The Center of Everything is, in the most basic sense, another dead grandparent book. Ruby's beloved grandmother Gigi has died, and Ruby is having a hard time getting over it. Gigi was the kind of woman whose strength holds the whole town together, and nothing seems the same without her. But Ruby is convinced that when she reads her prizewinning essay at the town's annual parade, it will fix everything - including her broken friendships. She's just not sure how. The plot of The Center of Everything unfolds in concentric circles, switching back and forth between the day of the parade and the events leading up to it, and gradually filling in crucial details. Thematically, Linda Urban is preoccupied with circles (well, really tori, or donut shapes) as well. These manifest both symbolically - the emotional ripples of any given event, social circles of inclusion and exclusion - and literally. The town is obsessed with donuts, and Ruby, in attempting to bring about her wish, fixates on the physics of tori and begins to see them everywhere. This is a meticulously and elegantly plotted book.

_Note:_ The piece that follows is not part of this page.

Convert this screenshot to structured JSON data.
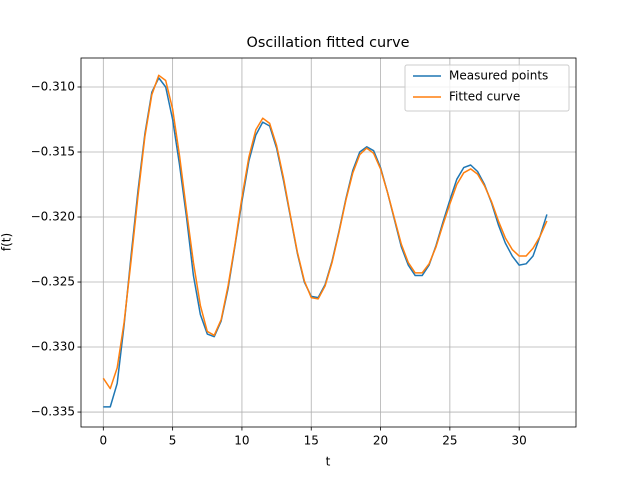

If the plotting and structure are painstaking, however, the characters feel deceptively effortless. Ruby and her friends talk and act like real kids. They're interested in things like physics, astronomy, and acting, but they are limited by a typical 12-year-old's abilities. Other characters are introduced very briefly as well, such as the woman who plans the parade each year, and the new middle school librarian tasked with introducing Ruby's speech. Urban takes a risk in shifting the entire narrative point-of-view to these characters, but I think it's an effective gamble that ultimately serves the theme. Readers understand long before Ruby does just how everything is coming together.
Or at least they will on a second read. And whatever else happens, this book merits a second read.